Но у меня было еще и другое чувство, которого я прежде не испытывал — во всяком случае, не испытывал очень давно, с ранней юности: жгучее, неотступное ощущение, что за мною наблюдают. Сняв трубку и назвав кембриджский номер Гетлифа, я напряженно ловил (может быть, нас подслушивают) звуки, едва доступные уху. Малейшее пощелкивание и позвякивание казалось мне оглушающим. Так было и все последующие дни. Я вспомнил одного беженца, который много лет назад рассказывал мне, какой ценой дается изгнание. Приходится думать над каждым шагом, который на родине был таким же бессознательным, как сон. Теперь я понимал, что это значит. Я ловил себя на том, что, садясь в такси, оглядываюсь по сторонам. Даже в сумерках деревья парка выступали неестественно четко; казалось, я мог бы сосчитать на них каждый сучок. Фары встречного такси слепили, как маяки.

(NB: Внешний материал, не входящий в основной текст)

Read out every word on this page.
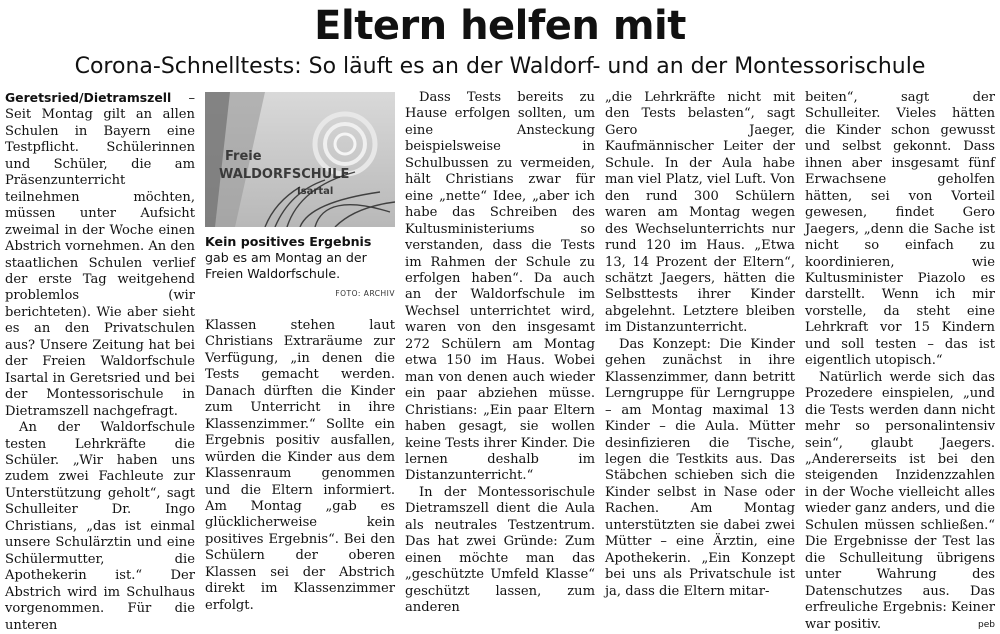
Eltern helfen mit
Corona-Schnelltests: So läuft es an der Waldorf- und an der Montessorischule

Geretsried/Dietramszell – Seit Montag gilt an allen Schulen in Bayern eine Testpflicht. Schülerinnen und Schüler, die am Präsenzunterricht teilnehmen möchten, müssen unter Aufsicht zweimal in der Woche einen Abstrich vornehmen. An den staatlichen Schulen verlief der erste Tag weitgehend problemlos (wir berichteten). Wie aber sieht es an den Privatschulen aus? Unsere Zeitung hat bei der Freien Waldorfschule Isartal in Geretsried und bei der Montessorischule in Dietramszell nachgefragt.

An der Waldorfschule testen Lehrkräfte die Schüler. „Wir haben uns zudem zwei Fachleute zur Unterstützung geholt“, sagt Schulleiter Dr. Ingo Christians, „das ist einmal unsere Schulärztin und eine Schülermutter, die Apothekerin ist.“ Der Abstrich wird im Schulhaus vorgenommen. Für die unteren

Freie
WALDORFSCHULE
Isartal
Kein positives Ergebnis gab es am Montag an der Freien Waldorfschule.
FOTO: ARCHIV

Klassen stehen laut Christians Extraräume zur Verfügung, „in denen die Tests gemacht werden. Danach dürften die Kinder zum Unterricht in ihre Klassenzimmer.“ Sollte ein Ergebnis positiv ausfallen, würden die Kinder aus dem Klassenraum genommen und die Eltern informiert. Am Montag „gab es glücklicherweise kein positives Ergebnis“. Bei den Schülern der oberen Klassen sei der Abstrich direkt im Klassenzimmer erfolgt.

Dass Tests bereits zu Hause erfolgen sollten, um eine Ansteckung beispielsweise in Schulbussen zu vermeiden, hält Christians zwar für eine „nette“ Idee, „aber ich habe das Schreiben des Kultusministeriums so verstanden, dass die Tests im Rahmen der Schule zu erfolgen haben“. Da auch an der Waldorfschule im Wechsel unterrichtet wird, waren von den insgesamt 272 Schülern am Montag etwa 150 im Haus. Wobei man von denen auch wieder ein paar abziehen müsse. Christians: „Ein paar Eltern haben gesagt, sie wollen keine Tests ihrer Kinder. Die lernen deshalb im Distanzunterricht.“

In der Montessorischule Dietramszell dient die Aula als neutrales Testzentrum. Das hat zwei Gründe: Zum einen möchte man das „geschützte Umfeld Klasse“ geschützt lassen, zum anderen

„die Lehrkräfte nicht mit den Tests belasten“, sagt Gero Jaeger, Kaufmännischer Leiter der Schule. In der Aula habe man viel Platz, viel Luft. Von den rund 300 Schülern waren am Montag wegen des Wechselunterrichts nur rund 120 im Haus. „Etwa 13, 14 Prozent der Eltern“, schätzt Jaegers, hätten die Selbsttests ihrer Kinder abgelehnt. Letztere bleiben im Distanzunterricht.

Das Konzept: Die Kinder gehen zunächst in ihre Klassenzimmer, dann betritt Lerngruppe für Lerngruppe – am Montag maximal 13 Kinder – die Aula. Mütter desinfizieren die Tische, legen die Testkits aus. Das Stäbchen schieben sich die Kinder selbst in Nase oder Rachen. Am Montag unterstützten sie dabei zwei Mütter – eine Ärztin, eine Apothekerin. „Ein Konzept bei uns als Privatschule ist ja, dass die Eltern mitar-

beiten“, sagt der Schulleiter. Vieles hätten die Kinder schon gewusst und selbst gekonnt. Dass ihnen aber insgesamt fünf Erwachsene geholfen hätten, sei von Vorteil gewesen, findet Gero Jaegers, „denn die Sache ist nicht so einfach zu koordinieren, wie Kultusminister Piazolo es darstellt. Wenn ich mir vorstelle, da steht eine Lehrkraft vor 15 Kindern und soll testen – das ist eigentlich utopisch.“

Natürlich werde sich das Prozedere einspielen, „und die Tests werden dann nicht mehr so personalintensiv sein“, glaubt Jaegers. „Andererseits ist bei den steigenden Inzidenzzahlen in der Woche vielleicht alles wieder ganz anders, und die Schulen müssen schließen.“ Die Ergebnisse der Test las die Schulleitung übrigens unter Wahrung des Datenschutzes aus. Das erfreuliche Ergebnis: Keiner war positiv.	peb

В начале недели позвонила Элен: утром пришло еще одно анонимное письмо, она и Роджер хотят со мной поговорить. И снова весь окружающий мир показался мне чересчур ярко освещенным. Мы уславливались о встрече, а нити паутины, сотканной подозрительностью, вспыхивали одна за другой. Мы казались друг другу и сами себе очень рассудительными, но до рассудительности было далеко. Мы потеряли чувство реальности, как люди, загипнотизированные тайной, — так мы с братом когда-то, в дни войны, измученные тревогой из-за того, что нам стало известно, пошли в глубь Гайд-Парка, чтобы нас никто не подслушал.

Как будто вновь вернулась молодость и бедность и некуда повести подружку, — мы поодиночке зашли в кабачок на Набережной. Когда я пришел, тут было пусто, и я сел за столик в углу. Скоро ко мне присоединился Роджер. Я заметил, что, несмотря на все фотографии в газетах, никто за стойкой его не знал. В дверях появилась Элен, я пошел ей навстречу, поздоровался и подвел к столику. Она строго, как незнакомому, улыбнулась Роджеру, но щеки ее пылали и глаза блестели, как у маленькой девочки. Казалось, тревога и подозрения пошли ей на пользу и силы бьют в ней ключом. Из нас троих угасшим и усталым выглядел именно Роджер. Но пока я читал новую анонимку, которую Элен достала из сумочки, он следил за мной таким же живым и настороженным взглядом, как и она.